The high cost of pharmaceuticals is a widespread issue in the United States. Pharmaceutical price-gouging is something that presidential candidates are trying to combat, but the seriousness of the problem wasn’t as clear until the cost of a life-saving drug was raised by 5500 percent.
Turing Pharmaceuticals of New York acquired the rights to Daraprim, a drug that treats infection from a common parasite. After buying Daraprim from Impax Laboratories, Turing increased the cost of the drug from $13.50 per pill to $750 per pill.
A Life-Saving Drug
Daraprim, also known as pyrimethamine, has been on the market since 1953. It is an antiparasitic compound that treats protozoal infections such as malaria and toxoplasmosis.
While malaria is almost unheard of in the United States, toxoplasmosis is a frequent cause of illness. Toxoplasmosis, the most common food-borne disease, attacks a weakened immune system. The condition is life-threatening and has the potential to kill patients whose natural defense mechanisms have been weakened from cancer, HIV/AIDS and even pregnancy, according to the CDC.
About 60 million people in the United States may carry the toxoplasma parasite, according to the CDC. The parasite is spread from eating under-cooked meat, drinking unclean water and coming into contact with contaminated cutlery or infected feces.
The parasite can be passed to unborn children during pregnancy or through organ transplants. The flu-like symptoms may seem mild, but the parasite is deadly. It attacks the brain and can cause blindness and brain damage.

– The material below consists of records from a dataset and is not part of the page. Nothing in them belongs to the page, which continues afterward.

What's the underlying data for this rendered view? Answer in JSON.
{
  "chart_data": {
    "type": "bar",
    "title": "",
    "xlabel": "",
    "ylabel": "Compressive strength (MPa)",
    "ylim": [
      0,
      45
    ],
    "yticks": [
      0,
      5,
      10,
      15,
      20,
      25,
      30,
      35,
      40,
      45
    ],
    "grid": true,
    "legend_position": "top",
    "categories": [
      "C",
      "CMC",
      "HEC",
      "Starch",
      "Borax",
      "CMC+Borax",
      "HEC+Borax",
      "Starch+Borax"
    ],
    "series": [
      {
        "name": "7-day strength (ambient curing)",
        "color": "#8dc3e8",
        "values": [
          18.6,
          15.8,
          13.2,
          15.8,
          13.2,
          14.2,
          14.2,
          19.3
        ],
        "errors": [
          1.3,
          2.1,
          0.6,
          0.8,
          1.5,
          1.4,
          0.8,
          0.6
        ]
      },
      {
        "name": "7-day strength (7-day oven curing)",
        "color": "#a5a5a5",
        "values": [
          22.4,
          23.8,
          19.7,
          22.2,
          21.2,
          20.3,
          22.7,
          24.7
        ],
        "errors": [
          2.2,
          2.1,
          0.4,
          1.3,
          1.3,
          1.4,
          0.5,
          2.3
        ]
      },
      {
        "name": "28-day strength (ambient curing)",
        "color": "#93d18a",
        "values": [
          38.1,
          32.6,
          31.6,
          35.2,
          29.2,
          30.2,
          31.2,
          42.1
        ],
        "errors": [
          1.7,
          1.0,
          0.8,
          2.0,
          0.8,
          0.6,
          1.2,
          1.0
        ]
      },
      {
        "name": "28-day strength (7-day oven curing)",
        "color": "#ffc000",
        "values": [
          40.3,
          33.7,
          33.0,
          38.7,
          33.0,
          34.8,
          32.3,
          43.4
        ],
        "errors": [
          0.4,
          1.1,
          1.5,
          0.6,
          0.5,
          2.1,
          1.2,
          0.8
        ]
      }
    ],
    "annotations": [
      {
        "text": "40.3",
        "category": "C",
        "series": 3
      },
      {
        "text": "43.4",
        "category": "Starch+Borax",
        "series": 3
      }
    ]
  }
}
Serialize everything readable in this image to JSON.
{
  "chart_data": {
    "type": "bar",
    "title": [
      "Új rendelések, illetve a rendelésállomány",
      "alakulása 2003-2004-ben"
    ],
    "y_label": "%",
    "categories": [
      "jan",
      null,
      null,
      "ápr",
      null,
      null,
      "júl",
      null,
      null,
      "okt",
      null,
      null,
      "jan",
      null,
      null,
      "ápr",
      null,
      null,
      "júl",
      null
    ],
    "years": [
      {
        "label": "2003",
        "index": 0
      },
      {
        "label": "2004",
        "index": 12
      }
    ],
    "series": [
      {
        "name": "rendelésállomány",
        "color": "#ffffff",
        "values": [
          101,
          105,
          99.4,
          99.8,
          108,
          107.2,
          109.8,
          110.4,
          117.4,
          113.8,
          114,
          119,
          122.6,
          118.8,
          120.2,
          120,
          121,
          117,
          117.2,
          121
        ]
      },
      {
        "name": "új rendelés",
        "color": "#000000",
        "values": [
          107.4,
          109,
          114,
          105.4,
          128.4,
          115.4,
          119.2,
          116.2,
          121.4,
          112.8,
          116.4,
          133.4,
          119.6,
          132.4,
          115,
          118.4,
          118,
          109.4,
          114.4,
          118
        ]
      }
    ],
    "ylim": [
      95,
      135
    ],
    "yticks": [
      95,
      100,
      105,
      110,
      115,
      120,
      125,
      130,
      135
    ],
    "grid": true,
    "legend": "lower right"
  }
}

Outrage From The Medical Community
Doctors, patient and other health professionals are outraged by the rising cost of prescription drugs.
Turing Pharmaceuticals was contacted by the HIV Medicine Association and the Infectious Diseases Society of America to share concerns about the high cost. The pricey pill may not be stocked in hospitals if it the institution can’t afford to buy in bulk. But no alternative treatment is effective enough, which means that many patients won’t have access to the medication they need.
The cost increase makes the medication unaffordable, even for people with insurance. High-price drugs are categorized as “specialty” medications, and patients will pay hundreds or even thousands of dollars every year. Most insurance plans require patients to pay 20 percent of the drug cost, which would equate to $150 a pill.
“This is a tremendous increase,” said Judith Aberg, a spokesperson for the HIV Medicine Association.
In 2013, the average cost of medication increased by 13 percent, according to a report from the Prime Institute at the University of Minnesota. Cancer treatments now cost more than $100,000 a year. The brand-name hepatitis C drug, Sovaldi, costs $84,000 for a 12-week treatment.
“Every week, I’m learning about another drug that has increased in price because of a change in marketing or the distributor,” Aberg said.
CEO Set To Lower The Price
Turing said the company is working with hospitals and providers to make the drug accessible through co-pay assistance programs and free-of-charge options for uninsured patients, according to Turing spokesman Craig Rothenberg.
Rothenberg said there is a purpose for the high price. The income will be used to research treatments for toxoplasmosis and invest in marketing and education to promote awareness about the disease. The goal is to develop a toxoplasmosis treatment with less side effects.
“There has been no innovation in dealing with toxoplasmosis,” Rothenberg said. “That has been a long neglect in the patient community.”
But after the medical community expressed their disdain for the price hike, Turing’s CEO Martin Shkreli has agreed to lower the cost by an unknown amount. The company paid $55 million for the rights to Daraprim, and Shkreli claims he’s just trying to get an adequate return on his investment.
“Yes it is absolutely a reaction — there were mistakes made with respect to helping people understand why we took this action, I think that it makes sense to lower the price in response to the anger that was felt by people,” Shkreli told NBC.
On Twitter, Shkreli said he would “set the record straight on misconceptions and announce some adjustments to our plan.” Despite the low production costs, the company still needs to finance “the quality control, the regulatory costs, and all of the other things that come with having a drug company.”
“We’ll know in several weeks how profitable the drug is, if it at all,” Shkreli said in an NBC interview. “It may turn out that’s it not even profitable at all, even at this price.”